Program-program Terpadu. Beberapa waktu yang lalu beberapa LSM melakukan kritik terhadap pemerintah menyangkut pelaksanaan program Jaring Pengaman Sosial (JPS) yang dianggap telah mematikan kemandirian masyarakat. Kritik itu menunjukkan bahwa seringkali program-program yang didesain dan dilaksanakan oleh pemerintah mengabaikan soal kemandirian KSM. Bagaimanapun, kemandirian KSM juga dipengaruhi oleh program-program yang memperhatikan keberadaannya dan menjadikan mereka sebagai bagian integral dari berbagai proyek pembangunan.
Faktor Pendampingan
Pendampingan KSM sangat penting bagi upaya memandirikan belompok, karena anggota KSM seringkali terdiri dari individu yang memiliki pengetahuan terbatas di bidang manajemen, pemasaran, teknologi. Namun demikian, tidak jarang ditemui hal yang sebaliknya. Justru pendampinganlah yang menjadi sebab ketidakmandirian KSM. Hal menimbulkan pertanyaan, pendampingan macam apakah yang mampu memandirikan KSM? Berikut jawabannya.

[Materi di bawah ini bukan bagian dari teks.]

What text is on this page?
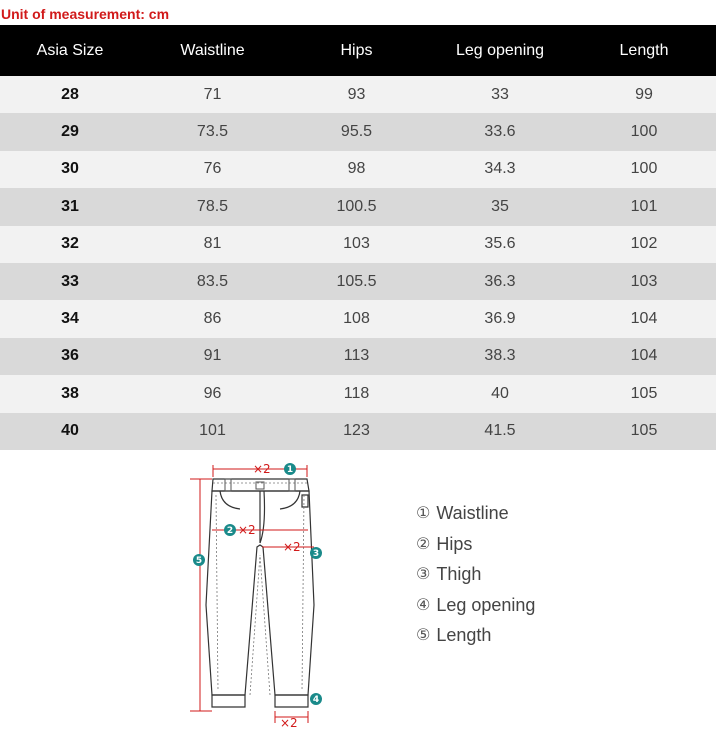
Unit of measurement: cm
Asia Size	Waistline	Hips	Leg opening	Length
28	71	93	33	99
29	73.5	95.5	33.6	100
30	76	98	34.3	100
31	78.5	100.5	35	101
32	81	103	35.6	102
33	83.5	105.5	36.3	103
34	86	108	36.9	104
36	91	113	38.3	104
38	96	118	40	105
40	101	123	41.5	105
×2
×2
×2
×2
1
2
3
4
5
① Waistline
② Hips
③ Thigh
④ Leg opening
⑤ Length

Wawasan yang luas. Lembaga Pendampingan harus berwawasan , dengan memperlakukan KSM bukan sebagai proyek atau milik pribadi: Lembaga Pendamping harus memperlakukan KSM sebagai entitas yang memiliki tujuan dan agenda sendiri. Pendamping adalah mitra dan fasilitator yang membantu KSM melaksanakan agenda-agendanya mencapai tujuannya sendiri. Wawasan yang luas juga berarti menuntut pendamping untuk peka terhadap kebutuhan (need) kelompok, sehingga kegiatan pendampingan dapat didasarkan pada pemenuhan kebutuhan tersebut.

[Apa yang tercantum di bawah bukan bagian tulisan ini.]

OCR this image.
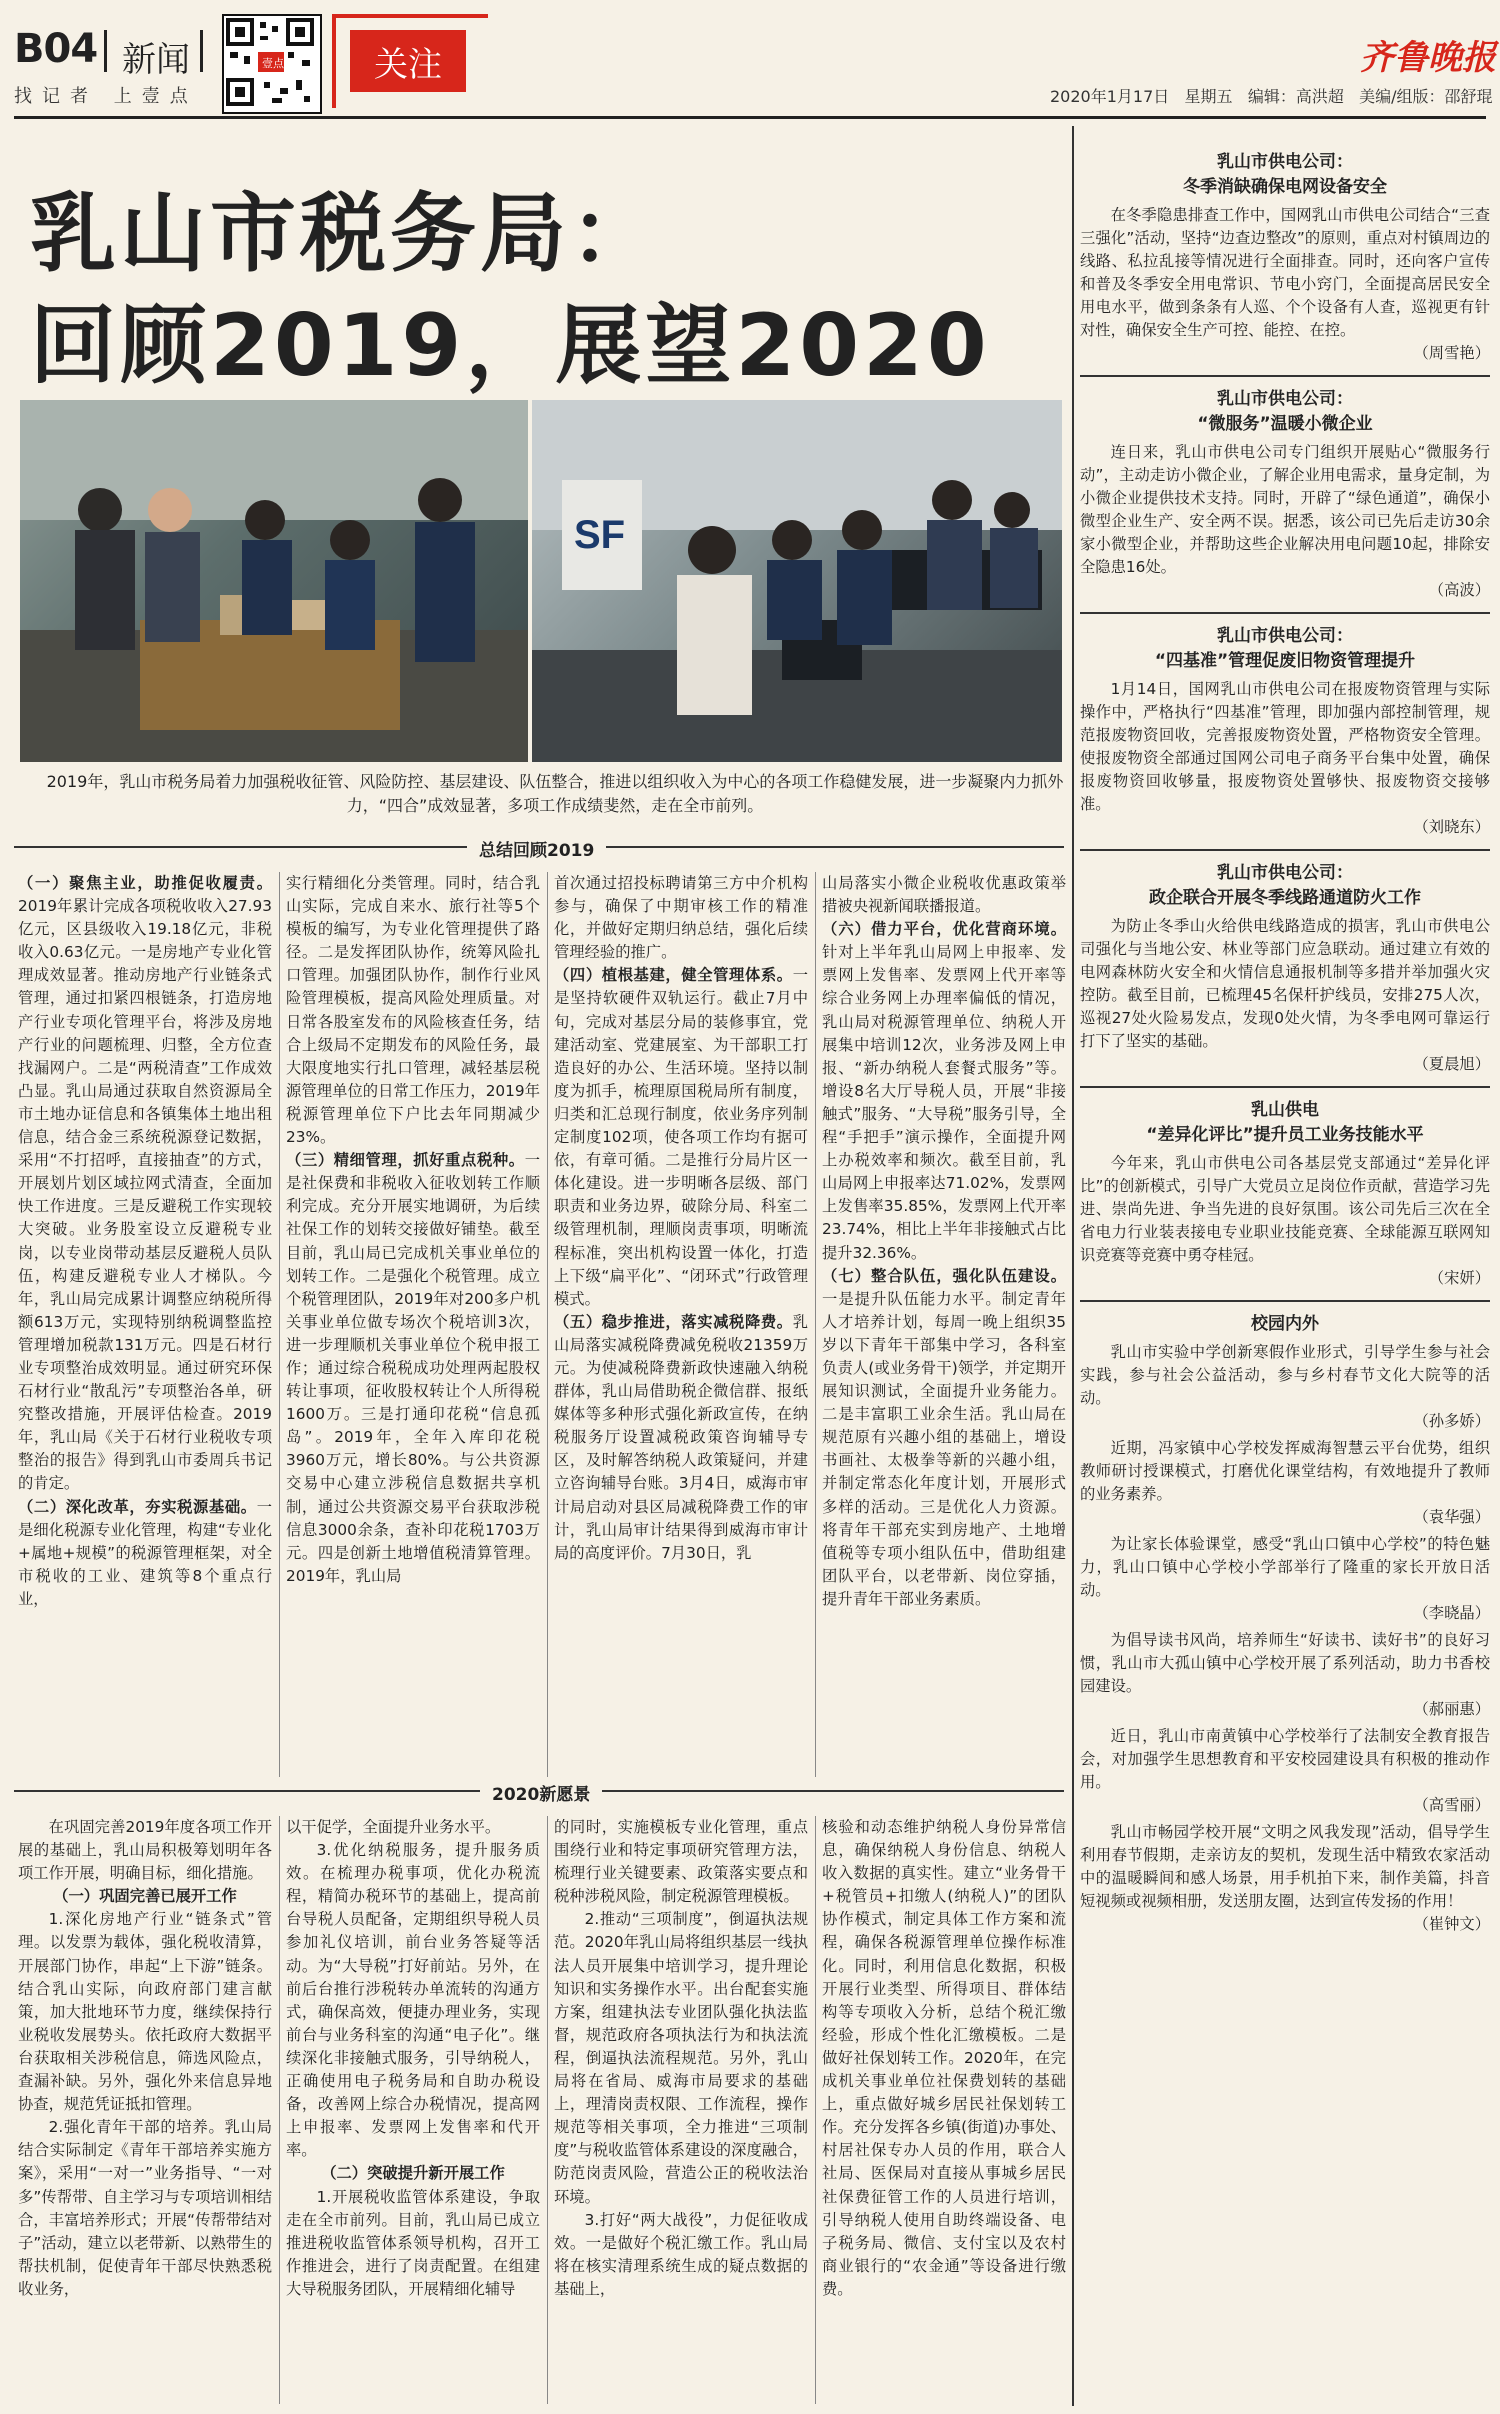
B04 新闻
找记者 上壹点
壹点	关注	齐鲁晚报
2020年1月17日 星期五 编辑：高洪超 美编/组版：邵舒琨
乳山市税务局：
回顾2019，展望2020
SF
2019年，乳山市税务局着力加强税收征管、风险防控、基层建设、队伍整合，推进以组织收入为中心的各项工作稳健发展，进一步凝聚内力抓外力，“四合”成效显著，多项工作成绩斐然，走在全市前列。
总结回顾2019

（一）聚焦主业，助推促收履责。2019年累计完成各项税收收入27.93亿元，区县级收入19.18亿元，非税收入0.63亿元。一是房地产专业化管理成效显著。推动房地产行业链条式管理，通过扣紧四根链条，打造房地产行业专项化管理平台，将涉及房地产行业的问题梳理、归整，全方位查找漏网户。二是“两税清查”工作成效凸显。乳山局通过获取自然资源局全市土地办证信息和各镇集体土地出租信息，结合金三系统税源登记数据，采用“不打招呼，直接抽查”的方式，开展划片划区域拉网式清查，全面加快工作进度。三是反避税工作实现较大突破。业务股室设立反避税专业岗，以专业岗带动基层反避税人员队伍，构建反避税专业人才梯队。今年，乳山局完成累计调整应纳税所得额613万元，实现特别纳税调整监控管理增加税款131万元。四是石材行业专项整治成效明显。通过研究环保石材行业“散乱污”专项整治各单，研究整改措施，开展评估检查。2019年，乳山局《关于石材行业税收专项整治的报告》得到乳山市委周兵书记的肯定。

（二）深化改革，夯实税源基础。一是细化税源专业化管理，构建“专业化+属地+规模”的税源管理框架，对全市税收的工业、建筑等8个重点行业，

实行精细化分类管理。同时，结合乳山实际，完成自来水、旅行社等5个模板的编写，为专业化管理提供了路径。二是发挥团队协作，统筹风险扎口管理。加强团队协作，制作行业风险管理模板，提高风险处理质量。对日常各股室发布的风险核查任务，结合上级局不定期发布的风险任务，最大限度地实行扎口管理，减轻基层税源管理单位的日常工作压力，2019年税源管理单位下户比去年同期减少23%。

（三）精细管理，抓好重点税种。一是社保费和非税收入征收划转工作顺利完成。充分开展实地调研，为后续社保工作的划转交接做好铺垫。截至目前，乳山局已完成机关事业单位的划转工作。二是强化个税管理。成立个税管理团队，2019年对200多户机关事业单位做专场次个税培训3次，进一步理顺机关事业单位个税申报工作；通过综合税税成功处理两起股权转让事项，征收股权转让个人所得税1600万。三是打通印花税“信息孤岛”。2019年，全年入库印花税3960万元，增长80%。与公共资源交易中心建立涉税信息数据共享机制，通过公共资源交易平台获取涉税信息3000余条，查补印花税1703万元。四是创新土地增值税清算管理。2019年，乳山局

首次通过招投标聘请第三方中介机构参与，确保了中期审核工作的精准化，并做好定期归纳总结，强化后续管理经验的推广。

（四）植根基建，健全管理体系。一是坚持软硬件双轨运行。截止7月中旬，完成对基层分局的装修事宜，党建活动室、党建展室、为干部职工打造良好的办公、生活环境。坚持以制度为抓手，梳理原国税局所有制度，归类和汇总现行制度，依业务序列制定制度102项，使各项工作均有据可依，有章可循。二是推行分局片区一体化建设。进一步明晰各层级、部门职责和业务边界，破除分局、科室二级管理机制，理顺岗责事项，明晰流程标准，突出机构设置一体化，打造上下级“扁平化”、“闭环式”行政管理模式。

（五）稳步推进，落实减税降费。乳山局落实减税降费减免税收21359万元。为使减税降费新政快速融入纳税群体，乳山局借助税企微信群、报纸媒体等多种形式强化新政宣传，在纳税服务厅设置减税政策咨询辅导专区，及时解答纳税人政策疑问，并建立咨询辅导台账。3月4日，威海市审计局启动对县区局减税降费工作的审计，乳山局审计结果得到威海市审计局的高度评价。7月30日，乳

山局落实小微企业税收优惠政策举措被央视新闻联播报道。

（六）借力平台，优化营商环境。针对上半年乳山局网上申报率、发票网上发售率、发票网上代开率等综合业务网上办理率偏低的情况，乳山局对税源管理单位、纳税人开展集中培训12次，业务涉及网上申报、“新办纳税人套餐式服务”等。增设8名大厅导税人员，开展“非接触式”服务、“大导税”服务引导，全程“手把手”演示操作，全面提升网上办税效率和频次。截至目前，乳山局网上申报率达71.02%，发票网上发售率35.85%，发票网上代开率23.74%，相比上半年非接触式占比提升32.36%。

（七）整合队伍，强化队伍建设。一是提升队伍能力水平。制定青年人才培养计划，每周一晚上组织35岁以下青年干部集中学习，各科室负责人(或业务骨干)领学，并定期开展知识测试，全面提升业务能力。二是丰富职工业余生活。乳山局在规范原有兴趣小组的基础上，增设书画社、太极拳等新的兴趣小组，并制定常态化年度计划，开展形式多样的活动。三是优化人力资源。将青年干部充实到房地产、土地增值税等专项小组队伍中，借助组建团队平台，以老带新、岗位穿插，提升青年干部业务素质。

2020新愿景

在巩固完善2019年度各项工作开展的基础上，乳山局积极筹划明年各项工作开展，明确目标，细化措施。

（一）巩固完善已展开工作

1.深化房地产行业“链条式”管理。以发票为载体，强化税收清算，开展部门协作，串起“上下游”链条。结合乳山实际，向政府部门建言献策，加大批地环节力度，继续保持行业税收发展势头。依托政府大数据平台获取相关涉税信息，筛选风险点，查漏补缺。另外，强化外来信息异地协查，规范凭证抵扣管理。

2.强化青年干部的培养。乳山局结合实际制定《青年干部培养实施方案》，采用“一对一”业务指导、“一对多”传帮带、自主学习与专项培训相结合，丰富培养形式；开展“传帮带结对子”活动，建立以老带新、以熟带生的帮扶机制，促使青年干部尽快熟悉税收业务，

以干促学，全面提升业务水平。

3.优化纳税服务，提升服务质效。在梳理办税事项，优化办税流程，精简办税环节的基础上，提高前台导税人员配备，定期组织导税人员参加礼仪培训，前台业务答疑等活动。为“大导税”打好前站。另外，在前后台推行涉税转办单流转的沟通方式，确保高效，便捷办理业务，实现前台与业务科室的沟通“电子化”。继续深化非接触式服务，引导纳税人，正确使用电子税务局和自助办税设备，改善网上综合办税情况，提高网上申报率、发票网上发售率和代开率。

（二）突破提升新开展工作

1.开展税收监管体系建设，争取走在全市前列。目前，乳山局已成立推进税收监管体系领导机构，召开工作推进会，进行了岗责配置。在组建大导税服务团队，开展精细化辅导

的同时，实施模板专业化管理，重点围绕行业和特定事项研究管理方法，梳理行业关键要素、政策落实要点和税种涉税风险，制定税源管理模板。

2.推动“三项制度”，倒逼执法规范。2020年乳山局将组织基层一线执法人员开展集中培训学习，提升理论知识和实务操作水平。出台配套实施方案，组建执法专业团队强化执法监督，规范政府各项执法行为和执法流程，倒逼执法流程规范。另外，乳山局将在省局、威海市局要求的基础上，理清岗责权限、工作流程，操作规范等相关事项，全力推进“三项制度”与税收监管体系建设的深度融合，防范岗责风险，营造公正的税收法治环境。

3.打好“两大战役”，力促征收成效。一是做好个税汇缴工作。乳山局将在核实清理系统生成的疑点数据的基础上，

核验和动态维护纳税人身份异常信息，确保纳税人身份信息、纳税人收入数据的真实性。建立“业务骨干+税管员+扣缴人(纳税人)”的团队协作模式，制定具体工作方案和流程，确保各税源管理单位操作标准化。同时，利用信息化数据，积极开展行业类型、所得项目、群体结构等专项收入分析，总结个税汇缴经验，形成个性化汇缴模板。二是做好社保划转工作。2020年，在完成机关事业单位社保费划转的基础上，重点做好城乡居民社保划转工作。充分发挥各乡镇(街道)办事处、村居社保专办人员的作用，联合人社局、医保局对直接从事城乡居民社保费征管工作的人员进行培训，引导纳税人使用自助终端设备、电子税务局、微信、支付宝以及农村商业银行的“农金通”等设备进行缴费。

乳山市供电公司：
冬季消缺确保电网设备安全
在冬季隐患排查工作中，国网乳山市供电公司结合“三查三强化”活动，坚持“边查边整改”的原则，重点对村镇周边的线路、私拉乱接等情况进行全面排查。同时，还向客户宣传和普及冬季安全用电常识、节电小窍门，全面提高居民安全用电水平，做到条条有人巡、个个设备有人查，巡视更有针对性，确保安全生产可控、能控、在控。
（周雪艳）
乳山市供电公司：
“微服务”温暖小微企业
连日来，乳山市供电公司专门组织开展贴心“微服务行动”，主动走访小微企业，了解企业用电需求，量身定制，为小微企业提供技术支持。同时，开辟了“绿色通道”，确保小微型企业生产、安全两不误。据悉，该公司已先后走访30余家小微型企业，并帮助这些企业解决用电问题10起，排除安全隐患16处。
（高波）
乳山市供电公司：
“四基准”管理促废旧物资管理提升
1月14日，国网乳山市供电公司在报废物资管理与实际操作中，严格执行“四基准”管理，即加强内部控制管理，规范报废物资回收，完善报废物资处置，严格物资安全管理。使报废物资全部通过国网公司电子商务平台集中处置，确保报废物资回收够量，报废物资处置够快、报废物资交接够准。
（刘晓东）
乳山市供电公司：
政企联合开展冬季线路通道防火工作
为防止冬季山火给供电线路造成的损害，乳山市供电公司强化与当地公安、林业等部门应急联动。通过建立有效的电网森林防火安全和火情信息通报机制等多措并举加强火灾控防。截至目前，已梳理45名保杆护线员，安排275人次，巡视27处火险易发点，发现0处火情，为冬季电网可靠运行打下了坚实的基础。
（夏晨旭）
乳山供电
“差异化评比”提升员工业务技能水平
今年来，乳山市供电公司各基层党支部通过“差异化评比”的创新模式，引导广大党员立足岗位作贡献，营造学习先进、崇尚先进、争当先进的良好氛围。该公司先后三次在全省电力行业装表接电专业职业技能竞赛、全球能源互联网知识竞赛等竞赛中勇夺桂冠。
（宋妍）
校园内外
乳山市实验中学创新寒假作业形式，引导学生参与社会实践，参与社会公益活动，参与乡村春节文化大院等的活动。
（孙多娇）
近期，冯家镇中心学校发挥威海智慧云平台优势，组织教师研讨授课模式，打磨优化课堂结构，有效地提升了教师的业务素养。
（袁华强）
为让家长体验课堂，感受“乳山口镇中心学校”的特色魅力，乳山口镇中心学校小学部举行了隆重的家长开放日活动。
（李晓晶）
为倡导读书风尚，培养师生“好读书、读好书”的良好习惯，乳山市大孤山镇中心学校开展了系列活动，助力书香校园建设。
（郝丽惠）
近日，乳山市南黄镇中心学校举行了法制安全教育报告会，对加强学生思想教育和平安校园建设具有积极的推动作用。
（高雪丽）
乳山市畅园学校开展“文明之风我发现”活动，倡导学生利用春节假期，走亲访友的契机，发现生活中精致农家活动中的温暖瞬间和感人场景，用手机拍下来，制作美篇，抖音短视频或视频相册，发送朋友圈，达到宣传发扬的作用！
（崔钟文）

Organisasi yang sesuai. Seperti halnya mekanisme kerja KSM, organisasi pendampingan seringkali didesain sedemikian canggih sehingga justru tidak efektif diterapkan dalam praktik lapangan. Berbagai sistem pengawasan, pembagian kerja, pengembangan usaha, jaringan disusun seperti halnya suatu organisasi modern dan kosmopolit. Sementara itu, tuntutan di lapangan tidak sekompleks yang dibayangkan. Organisasi pendampingan semestinya didesain sesederhana mungkin dan berorientasi pada praksis. Lembaga pendampingan seharusnya berjalan mengikuti perkembangan kelompok.

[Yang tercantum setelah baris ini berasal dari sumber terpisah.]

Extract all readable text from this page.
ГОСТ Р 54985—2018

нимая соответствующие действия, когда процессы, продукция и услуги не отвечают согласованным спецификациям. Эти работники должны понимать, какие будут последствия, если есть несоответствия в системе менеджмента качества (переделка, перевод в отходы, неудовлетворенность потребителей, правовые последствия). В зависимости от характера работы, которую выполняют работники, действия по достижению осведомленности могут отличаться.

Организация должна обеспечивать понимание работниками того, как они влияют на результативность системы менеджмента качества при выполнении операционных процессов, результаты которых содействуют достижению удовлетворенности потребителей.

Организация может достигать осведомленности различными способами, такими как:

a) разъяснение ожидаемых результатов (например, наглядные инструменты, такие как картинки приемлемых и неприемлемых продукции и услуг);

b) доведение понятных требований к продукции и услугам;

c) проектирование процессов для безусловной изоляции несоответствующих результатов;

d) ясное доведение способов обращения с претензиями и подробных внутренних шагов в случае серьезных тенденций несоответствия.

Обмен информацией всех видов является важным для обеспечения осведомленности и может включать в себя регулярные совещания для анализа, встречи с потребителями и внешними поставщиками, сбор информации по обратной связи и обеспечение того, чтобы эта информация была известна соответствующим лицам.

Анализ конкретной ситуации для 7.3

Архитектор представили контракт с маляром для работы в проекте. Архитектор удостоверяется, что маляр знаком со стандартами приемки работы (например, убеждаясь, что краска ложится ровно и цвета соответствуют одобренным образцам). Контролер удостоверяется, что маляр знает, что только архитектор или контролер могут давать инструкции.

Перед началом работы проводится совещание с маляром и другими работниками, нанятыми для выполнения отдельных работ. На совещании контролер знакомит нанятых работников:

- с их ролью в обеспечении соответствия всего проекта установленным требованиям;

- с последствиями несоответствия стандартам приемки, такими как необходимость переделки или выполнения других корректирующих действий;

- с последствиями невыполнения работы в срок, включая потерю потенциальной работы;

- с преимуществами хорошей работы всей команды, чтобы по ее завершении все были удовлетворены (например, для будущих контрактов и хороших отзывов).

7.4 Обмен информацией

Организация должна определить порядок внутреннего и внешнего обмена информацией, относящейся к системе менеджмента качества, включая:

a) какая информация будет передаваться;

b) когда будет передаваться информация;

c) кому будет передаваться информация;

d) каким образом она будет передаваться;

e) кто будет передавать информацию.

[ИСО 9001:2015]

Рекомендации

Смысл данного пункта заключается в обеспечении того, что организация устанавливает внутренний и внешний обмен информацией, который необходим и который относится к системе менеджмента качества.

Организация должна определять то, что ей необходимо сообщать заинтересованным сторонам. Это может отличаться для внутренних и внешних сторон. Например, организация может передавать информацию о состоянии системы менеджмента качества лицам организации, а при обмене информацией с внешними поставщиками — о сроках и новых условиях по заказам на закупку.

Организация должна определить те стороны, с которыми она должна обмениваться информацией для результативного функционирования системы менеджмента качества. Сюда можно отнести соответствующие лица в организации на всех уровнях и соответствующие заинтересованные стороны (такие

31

Tenaga pendamping yang tepat. Tenaga pendamping merupakan ujung tombak dari upaya pemberdayaan KSM. Karena itulah, tenaga pendamping harus memiliki kapasitas dan kapabilitas yang memadai agar mampu mengemban tugas sebagai agen pemberdayaan KSM. Dari berbagai kriteria yang harus dipenuhi oleh tenaga pendamping, ada tiga kriteria yang sangat mendasar, yaitu: a). memiliki wawasan yang tepat tentang kegiatan yang dijalankan, yaitu pemberdayaan dan pendampingan. Mereka perlu mengetahui secara persis apa yang dimaksudkan dengan pemberdayaan partisipatif berikut aspek strategis dan konsekuensinya; b). memiliki kemampuan berkomunikasi sesuai dengan “bahasa” kelompok masyarakat yang didampingi; c). memiliki kemampuan untuk berperilaku sesuai dengan nilai, norma, dan tradisi masyarakat setempat. Kemampuan ini akan sangat mempengaruhi tingkat akseptasi masyarakat.
Disarikan dari buku: Pemberdayaan Orang Miskin, Penulis: Bambang Ismawan, Hal: 16-20.